London is the type of city which always has something going on. Whether you only have 24 hours to dedicate to exploring this vibrant and historical city or you have booked a longer break, there is plenty to see and do. A week is a good time to spend in the city as it gives you the chance to try a little bit of everything that London has to offer; you can get a nice mix of sightseeing and heading off the beaten track and uncovering some of London’s best hidden gems. We have put together a loose itinerary for anyone looking for the best way to spend a week in the city; we have tried to include a little bit of everything but you could always switch the days around or take something out in favour of an attraction that you absolutely want to visit but which isn’t featured here: –
Day One: Get Your Bearings
Depending on what time you arrive in London on day one, you are probably not going to want to hit the ground running. Take some time to settle into your hotel and work out where you are based in relation to the attractions and days out you want to enjoy. A good hotel such as the London City Suites by Montcalm Chiswell Street should have staff who be able to advise you on basic information such as the nearest tube station, restaurant, or bus stop. Alternatively you could download a free app or map ahead of time which will also provide you with this information. This is probably a good day for heading out in the evening to a nice restaurant to get something to eat ahead of your first full day exploring tomorrow.
Day Two: History
Although London is often bustling with tourists, mid-week tends to be a lot quieter than the weekend so today is the day you want to hit your major tourist attractions. If you want to get a feel for the history of the city then you can’t go wrong with a trip to the Tower of London. Get there when it opens (check opening times online ahead of your visit as these change seasonally) and head straight to the Crown Jewels as this is the most popular part of the Tower of London and you don’t want to waste precious time queuing and then you are free to spend the rest of the time discovering the history of this 1,000 year old building. From the Tower of London head across to Tower Bridge and visit the exhibition which demonstrates how the bridge was built before hopping on a Thames Clipper boat and heading down to Westminster; here you can see Westminster Abbey, Big Ben and the Houses of Parliament all within a short distance of one another.
Day Three: Art & Music
London has some of the best art galleries in the world and this is your time to explore some of the finest examples.
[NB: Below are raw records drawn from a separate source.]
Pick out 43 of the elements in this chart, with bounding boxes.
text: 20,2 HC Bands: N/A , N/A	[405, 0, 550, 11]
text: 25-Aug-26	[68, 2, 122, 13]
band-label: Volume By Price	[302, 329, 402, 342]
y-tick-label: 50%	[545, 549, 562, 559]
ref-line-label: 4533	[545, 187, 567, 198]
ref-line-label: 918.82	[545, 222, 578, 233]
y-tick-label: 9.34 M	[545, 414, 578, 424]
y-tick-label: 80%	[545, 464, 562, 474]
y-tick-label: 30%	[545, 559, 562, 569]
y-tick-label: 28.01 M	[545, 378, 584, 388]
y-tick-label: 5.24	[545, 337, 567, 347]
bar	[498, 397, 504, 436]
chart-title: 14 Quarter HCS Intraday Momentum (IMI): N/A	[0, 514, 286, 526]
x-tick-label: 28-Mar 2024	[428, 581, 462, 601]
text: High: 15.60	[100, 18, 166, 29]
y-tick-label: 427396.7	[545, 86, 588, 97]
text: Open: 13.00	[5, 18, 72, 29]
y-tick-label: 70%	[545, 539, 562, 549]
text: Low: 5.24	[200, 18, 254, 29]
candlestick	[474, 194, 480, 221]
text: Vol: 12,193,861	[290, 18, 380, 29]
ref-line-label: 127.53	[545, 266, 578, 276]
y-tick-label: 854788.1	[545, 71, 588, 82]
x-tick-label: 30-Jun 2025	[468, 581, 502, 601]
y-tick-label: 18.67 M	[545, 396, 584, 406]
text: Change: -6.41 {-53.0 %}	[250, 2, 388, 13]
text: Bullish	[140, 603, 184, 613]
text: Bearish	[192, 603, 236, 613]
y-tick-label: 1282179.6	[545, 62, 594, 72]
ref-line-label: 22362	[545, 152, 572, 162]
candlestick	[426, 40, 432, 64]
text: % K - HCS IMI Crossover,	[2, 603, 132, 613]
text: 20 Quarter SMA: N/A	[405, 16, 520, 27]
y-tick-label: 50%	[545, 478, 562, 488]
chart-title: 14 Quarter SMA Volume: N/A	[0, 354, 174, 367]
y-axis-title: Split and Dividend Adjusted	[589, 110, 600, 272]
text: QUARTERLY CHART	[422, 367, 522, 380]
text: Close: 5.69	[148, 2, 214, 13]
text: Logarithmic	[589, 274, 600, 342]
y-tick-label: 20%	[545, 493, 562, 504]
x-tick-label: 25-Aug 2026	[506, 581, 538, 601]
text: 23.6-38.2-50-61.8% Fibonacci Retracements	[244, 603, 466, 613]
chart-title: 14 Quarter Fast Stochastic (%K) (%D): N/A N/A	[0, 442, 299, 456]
Make your way to Trafalgar Square and you can enjoy the National Gallery and the National Portrait Gallery which are located close to one another. Nearby you will also discover St-Martin-in-the-Fields which is well known for its free lunchtime music recitals; some of the most famous musicians and composers in the world have performed here and although you can’t guarantee an international star at their lunchtime concert the standard of music is still exceptionally high. Head underneath the church and into The Crypt for a light lunch in one of the most unusual surroundings. The afternoon could be spent exploring the nearby Mall Galleries, the Courtauld Gallery or the Hayward Gallery before returning to your hotel suites London.
Day Four: Bus Tour
A hop-on, hop-off bus tour is a great way of getting around London and seeing some of the major landmarks of the city. There are several different routes which take in sights such as St Paul’s Cathedral, The Natural History Museum, Hyde Park, and many others. You are free to get off the bus and explore at your own leisure before re-boarding at the nearest pick up point and continuing on with your tour. It’s a good opportunity to visit any attractions you haven’t yet had chance to explore such as one of the major museums in Kensington.
Day Five: Discover Greenwich
Greenwich is a part of the city which is well worth exploring in its own right but is often overlooked in favour of more centrally located areas. Regardless, it is worth dedicating a whole day to exploring Greenwich with its rich maritime history, museums, the Royal Observatory which is home to Greenwich Mean Time and the vibrant market found here too.
Day Six: Market Day
Saturday is undoubtedly the best day to head to market so if this doesn’t fall on your sixth day in the city then we highly suggest you switch some things around in order to get the most out of your trip. London has some impressive markets with thousands of stalls to browse and rummage through at your leisure and some real bargains to be discovered along the way. Portobello Road Market, Old Spitalfields Market, Brick Lane Market and Camden Market are just some of the popular options you could take the time to visit. Many of these markets are also surrounded by cafes and coffee shops which are ideal for a pit-stop once you have exhausted the delights of the stalls and their wares.
Day Seven: Get Outside
On your final day in the city we suggest slowing things down a little and taking advantage of some of London’s glorious open spaces; from parks to woodlands to secret gardens, London has some fantastic and beautiful places to escape for a walk and now is the ideal time to make the most of it. Head away from the touristy spots such as Hyde Park and opt instead for St Dunstan in the East, Brompton Cemetery or Vauxhall Gardens and you won’t be disappointed.